Sunday, November 30, 2008

How to cook a Turkey

from pioneer woman cooks

1.  First of all, you have to thaw out your turkey.  It needs to sit in the fridge for about five hours per pound.  This means you have to buy your bird several days in advance, so plan ahead!

2.  Once the bird has thawed completely, you can start the brining process.  This is where you soak the meat in a salty liquid beforehand and makes it moist and flavorful.  

Basic Brine ingredients:
1 cup Salt
1 cup Sugar
1 gallon Water

You can choose any seasoning combination you like.  There are some with apples and cinnamon, lemons, brown sugar, it was hard to decide on just one.  
This is the one I used last time:
4 cloves Garlic (minced)
1 Tbsp Rosemary
1 Tbsp Sage
1 Tbsp Thyme
1 Tbsp Parsley
10 Peppercorns     

Put the water in a pot with the spices and let boil for about 10 minutes.  Then remove and let it cool down, once it is at room temperature get it into the fridge until cold.  Next, open up the turkey and remove the bags of giblets and neck.  If the legs are tucked into the skin, let them loose and carefully rinse the entire bird.  Put the entire bird into a large plastic bag (something thick so it wont leak) or bucket (if you can find one that will fit in your fridge) and pour the spicy water into the bag.  Close it tightly, trying to get as much air as possible out of the bag.  Then put it back in the fridge for another 16-24 hours.  Rotate it every once in a while to make sure all sides of the turkey are getting a proper brining.  

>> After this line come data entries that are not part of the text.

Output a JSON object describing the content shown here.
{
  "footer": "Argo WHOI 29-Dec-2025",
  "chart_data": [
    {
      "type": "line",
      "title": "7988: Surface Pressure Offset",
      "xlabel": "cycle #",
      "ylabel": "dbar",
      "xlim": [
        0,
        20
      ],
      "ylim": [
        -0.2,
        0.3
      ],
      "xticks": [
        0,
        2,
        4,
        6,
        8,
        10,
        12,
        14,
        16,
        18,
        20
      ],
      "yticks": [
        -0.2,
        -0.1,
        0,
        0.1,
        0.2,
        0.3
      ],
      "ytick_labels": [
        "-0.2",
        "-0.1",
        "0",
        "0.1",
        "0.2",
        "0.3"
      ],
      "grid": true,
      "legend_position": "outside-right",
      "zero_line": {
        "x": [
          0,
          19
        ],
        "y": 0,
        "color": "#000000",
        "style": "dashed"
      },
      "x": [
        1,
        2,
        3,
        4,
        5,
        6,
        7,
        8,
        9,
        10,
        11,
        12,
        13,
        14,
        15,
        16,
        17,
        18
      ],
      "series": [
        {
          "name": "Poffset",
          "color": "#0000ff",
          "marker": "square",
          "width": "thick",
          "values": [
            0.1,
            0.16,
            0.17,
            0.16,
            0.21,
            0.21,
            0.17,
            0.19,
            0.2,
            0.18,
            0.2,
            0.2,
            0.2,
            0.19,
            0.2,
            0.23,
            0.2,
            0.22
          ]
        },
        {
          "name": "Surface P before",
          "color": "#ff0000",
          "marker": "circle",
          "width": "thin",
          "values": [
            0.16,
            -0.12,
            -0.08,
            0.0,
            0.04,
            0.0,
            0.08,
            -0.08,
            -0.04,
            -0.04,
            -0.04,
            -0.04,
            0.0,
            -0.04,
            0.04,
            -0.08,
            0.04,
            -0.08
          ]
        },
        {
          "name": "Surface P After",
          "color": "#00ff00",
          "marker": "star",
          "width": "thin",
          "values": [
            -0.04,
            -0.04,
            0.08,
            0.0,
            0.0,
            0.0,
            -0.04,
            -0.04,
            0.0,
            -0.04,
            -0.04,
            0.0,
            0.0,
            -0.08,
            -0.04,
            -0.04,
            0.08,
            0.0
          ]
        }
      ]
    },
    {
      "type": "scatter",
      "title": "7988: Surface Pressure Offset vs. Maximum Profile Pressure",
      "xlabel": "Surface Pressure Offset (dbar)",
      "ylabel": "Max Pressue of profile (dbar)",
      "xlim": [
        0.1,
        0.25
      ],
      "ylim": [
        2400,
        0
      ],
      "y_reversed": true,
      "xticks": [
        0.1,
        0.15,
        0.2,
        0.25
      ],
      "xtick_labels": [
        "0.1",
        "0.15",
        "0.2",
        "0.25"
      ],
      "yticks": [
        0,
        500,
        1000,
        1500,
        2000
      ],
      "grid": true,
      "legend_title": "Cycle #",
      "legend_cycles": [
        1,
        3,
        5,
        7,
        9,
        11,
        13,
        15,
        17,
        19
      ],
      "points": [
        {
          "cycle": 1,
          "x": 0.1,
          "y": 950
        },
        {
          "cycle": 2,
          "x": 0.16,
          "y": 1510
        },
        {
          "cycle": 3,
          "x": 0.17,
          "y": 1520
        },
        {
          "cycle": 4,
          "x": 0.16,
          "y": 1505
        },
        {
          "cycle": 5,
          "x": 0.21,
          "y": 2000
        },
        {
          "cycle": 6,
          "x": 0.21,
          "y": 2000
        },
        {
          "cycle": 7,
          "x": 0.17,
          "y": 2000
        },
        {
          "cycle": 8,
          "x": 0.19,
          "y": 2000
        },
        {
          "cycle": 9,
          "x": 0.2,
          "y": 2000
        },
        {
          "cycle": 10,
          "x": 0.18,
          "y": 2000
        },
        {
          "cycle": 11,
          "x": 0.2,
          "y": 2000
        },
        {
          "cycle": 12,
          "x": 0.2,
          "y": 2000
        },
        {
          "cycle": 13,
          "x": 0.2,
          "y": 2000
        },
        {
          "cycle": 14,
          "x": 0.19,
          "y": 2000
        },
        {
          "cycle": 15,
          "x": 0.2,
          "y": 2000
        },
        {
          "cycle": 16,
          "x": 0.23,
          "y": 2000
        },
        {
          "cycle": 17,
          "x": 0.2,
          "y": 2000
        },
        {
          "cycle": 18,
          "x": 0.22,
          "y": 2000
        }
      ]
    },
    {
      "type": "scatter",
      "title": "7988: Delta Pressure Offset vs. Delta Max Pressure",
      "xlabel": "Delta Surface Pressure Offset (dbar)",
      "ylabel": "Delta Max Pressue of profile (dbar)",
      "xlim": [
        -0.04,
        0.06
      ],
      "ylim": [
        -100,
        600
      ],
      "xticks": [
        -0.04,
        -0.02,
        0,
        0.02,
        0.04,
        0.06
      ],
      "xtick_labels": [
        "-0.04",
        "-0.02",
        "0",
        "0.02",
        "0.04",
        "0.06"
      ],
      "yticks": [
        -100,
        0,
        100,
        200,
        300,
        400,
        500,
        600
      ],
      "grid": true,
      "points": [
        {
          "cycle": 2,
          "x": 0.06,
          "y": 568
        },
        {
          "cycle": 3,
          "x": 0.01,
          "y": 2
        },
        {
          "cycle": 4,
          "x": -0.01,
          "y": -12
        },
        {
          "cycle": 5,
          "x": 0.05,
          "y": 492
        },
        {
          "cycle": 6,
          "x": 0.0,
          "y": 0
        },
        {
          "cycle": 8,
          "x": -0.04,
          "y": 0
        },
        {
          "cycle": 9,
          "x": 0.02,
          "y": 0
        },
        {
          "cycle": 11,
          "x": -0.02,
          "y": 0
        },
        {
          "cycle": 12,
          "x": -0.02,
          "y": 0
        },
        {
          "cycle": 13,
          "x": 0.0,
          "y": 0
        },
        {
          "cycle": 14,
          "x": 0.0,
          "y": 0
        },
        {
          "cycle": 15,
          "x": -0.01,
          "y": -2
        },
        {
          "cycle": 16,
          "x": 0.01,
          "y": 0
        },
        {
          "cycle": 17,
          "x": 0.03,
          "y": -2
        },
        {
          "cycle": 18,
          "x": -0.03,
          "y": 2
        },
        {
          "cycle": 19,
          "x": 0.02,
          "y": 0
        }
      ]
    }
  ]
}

3.  Cooking the turkey takes several hours (about 15-20 minutes per pound), so be sure to start your bird early so it is finished in time for the meal.  Preheat the oven to 275 F.  Take the bird out of the brining bag, dump out the contents and rinse the bird off really well inside and out.  Tuck the legs together and tie them up with kitchen string.  (This is only for aesthetic reasons)  Wrap the turkey entirely in tin foil and place on the oven rack with a deep pan underneath to catch all of the juices (also drop in a 1/2 cup of water to prevent burning).  For right now you will bake this turkey at this temperature for about 10 minutes per pound.  (so a 20 lb turkey would go for 3 1/2 hours, while a 15 lb turkey would go for about 2 1/2 hours)  There is more cooking time after this first segment, but you will up the temperature.  Leave the turkey in the oven and start getting other things done.  

4.  When it's time to remove your turkey, melt a stick of butter in a small bowl (you can add spices if you wish).  Remove the turkey from the oven and take off the foil (save it for later!).  Increase oven temperature to 375 F.  Using a basting brush, cover the bird with butter.  This will give it a golden color, so be generous!  Next, insert your meat thermometer into the thigh area, near the hip joint.  You will take out the bird about every 30 minutes or so to baste it again with butter.  The skin will slowly begin to turn a lovely golden brown, but it is not finished until the internal temperature is somewhere between 165-170 F.  It is important to get it up to this temperature to make sure it is cooked all of the way through.  Once it is up to that temperature, pull the turkey out and peer inside.  If the juices are pinkish, put it back in for a few more minutes.  If not, the turkey is done.  Congratulations!  Wrap it in foil to keep it warm until time to eat.  

5.  Next it is time to make the gravy.  

Turkey drippings
5-6 Tbsp Flour
1 cup Chicken or Turkey stock

Take the deep pan that has been collecting juices while the bird was baking.  Pour the liquid into a bowl and set aside.  The pan should be flecked with little flavorful bits.  Stick the entire pan on the stove (it may cover two burners) and turn them on to low heat.  
Once the fat has separated from the liquid drippings, drop 3-4 Tbsp into the pan and skim off the rest of the fat to put in a separate bowl.  Next add 5-6 Tbsp of flour into the pan and with a whisk, stir the flour up with the fat, being sure to scrape up the bottom and get all of the flavor loose.  It will turn into a paste (If it looks to oily, add flour.  Too dry?  Add more fat)  Cook on this low heat, stirring constantly, until flour begins to brown.  Then add the stock (low sodium is best) stirring to mix all of the lovely flavors together.  Lastly, you will add the drippings (with the fat skimmed off) and pour them into the mixture.  Now you will cook the gravy for several minutes in order for the gravy to thicken.  If it is too thick, slowly add more stock or water.  If it is too thin, mix a couple of tablespoons with flour until smooth and pour it into the gravy.  Sprinkle with pepper and enjoy -- you are ready to eat!